The overall response to treatment was less than optimal. At a median follow-up of 17.3 months since diagnosis of AIC only two patients had achieved resolution of AIC without further therapy. Treatment was significant both in terms of the mean number of agents used (N=3), and the median duration of treatment, that is 15.3 months. CR was achieved in two ITP patients with the use of rituximab.
Although five patients underwent rituximab therapy without major complications, the response was suboptimal when compared to previous reports , with none of the patients with an AIHA component achieving CR. Both of the ITP patients who received rituximab achieved CR with this therapy, suggesting that rituximab may be more effective in the treatment of the ITP subtype of post-HCT AIC rather than AIHA, although the small number of treated patients precludes firm conclusions. Importantly, the median time from start of rituximab therapy to response was 26 days, indicating that on average response allowing for taper of concurrent medication was observed after the planned four infusions. These data should allow some insight into when a response to rituximab should be observed, and for how long a patient should be followed before implementing another therapy.

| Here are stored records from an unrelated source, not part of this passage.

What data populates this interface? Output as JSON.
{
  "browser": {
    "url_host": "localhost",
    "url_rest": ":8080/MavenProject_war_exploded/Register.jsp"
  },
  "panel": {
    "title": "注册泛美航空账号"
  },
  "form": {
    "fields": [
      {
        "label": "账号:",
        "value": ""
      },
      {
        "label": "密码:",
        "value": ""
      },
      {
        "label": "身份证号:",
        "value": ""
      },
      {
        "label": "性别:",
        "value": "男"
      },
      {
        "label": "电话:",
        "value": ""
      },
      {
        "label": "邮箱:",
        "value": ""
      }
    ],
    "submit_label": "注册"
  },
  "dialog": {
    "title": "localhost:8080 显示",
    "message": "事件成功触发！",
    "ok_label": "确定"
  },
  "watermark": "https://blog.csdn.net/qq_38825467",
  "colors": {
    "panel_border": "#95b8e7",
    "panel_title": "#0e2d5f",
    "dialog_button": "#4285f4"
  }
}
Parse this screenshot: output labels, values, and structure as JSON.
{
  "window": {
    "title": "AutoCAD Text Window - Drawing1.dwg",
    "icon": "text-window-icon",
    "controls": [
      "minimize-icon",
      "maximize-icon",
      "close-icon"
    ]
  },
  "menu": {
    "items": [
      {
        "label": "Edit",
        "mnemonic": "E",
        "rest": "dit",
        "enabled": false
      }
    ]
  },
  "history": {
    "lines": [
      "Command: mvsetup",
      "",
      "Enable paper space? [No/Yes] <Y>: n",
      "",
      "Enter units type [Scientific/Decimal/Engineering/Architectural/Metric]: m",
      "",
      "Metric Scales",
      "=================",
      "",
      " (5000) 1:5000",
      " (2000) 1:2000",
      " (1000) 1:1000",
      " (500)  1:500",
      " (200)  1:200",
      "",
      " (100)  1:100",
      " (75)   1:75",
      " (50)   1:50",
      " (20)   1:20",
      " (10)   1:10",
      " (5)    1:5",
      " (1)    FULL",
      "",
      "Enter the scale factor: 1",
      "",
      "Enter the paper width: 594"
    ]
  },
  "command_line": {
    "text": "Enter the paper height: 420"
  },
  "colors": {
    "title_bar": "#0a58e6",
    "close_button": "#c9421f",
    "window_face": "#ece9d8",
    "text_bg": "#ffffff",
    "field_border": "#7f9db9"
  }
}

It is noteworthy that one patient with Evans syndrome achieved CR of AIHA with MMF, and two patients achieved an overall PR of AIHA with MMF treatment and remain on MMF at last follow-up. MMF has been reported to be an effective agent in AIC patients unresponsive to steroid treatment, and may be considered early during the course of AIC therapy to prevent a lengthy disease duration .
A recent pediatric study on post-HCT AIHA showed a favorable outcome with 80% of patients achieving CR . In contrast, although none of our patients died after transplant, the overall clinical course of post-HCT AIC indicated a transplant-related complication that failed to resolve despite prolonged treatment, a characteristic supported by other studies . As well as MMF, second line therapies that have been reported to be effective in the post-HCT setting include romiplostim for ITP and sirolimus for AIHA .
The main limitations of our study include its retrospective nature, and the small number of patients with AIC, limiting valid analysis of risk factors for AIC and allowing for mostly descriptive data. We also underscore that our response criteria, based on the ability to taper or stop therapy, may be stricter than criteria based on absolute values of hemoglobin or platelet used in other studies , resulting in both a lengthier time to response in our analysis and a fewer number of patients with CR at last follow-up. We believe that such a criteria better reflects the primary goal of not only improving the CBC values, but also stopping AIC therapy in order to minimize treatment-related morbidity, than a criteria based solely on CBC values, improvement of which may or may not be transient.
In summary, we found a 2.4% incidence of AIC in our allogeneic HCT recipient cohort. Unrelated donor transplant, possibly in the context of ATG use during conditioning, and major blood type mismatch were found in the majority of AIC patients. Despite prolonged therapy with multiple agents including rituximab, only two patients achieved CR of disease. Post-HCT AIC should be recognized as a rare but serious complication of HCT that may not resolve with steroid therapy. In such cases, the rapid initiation of second line agents including but not limited to B cell depleting treatment should be considered.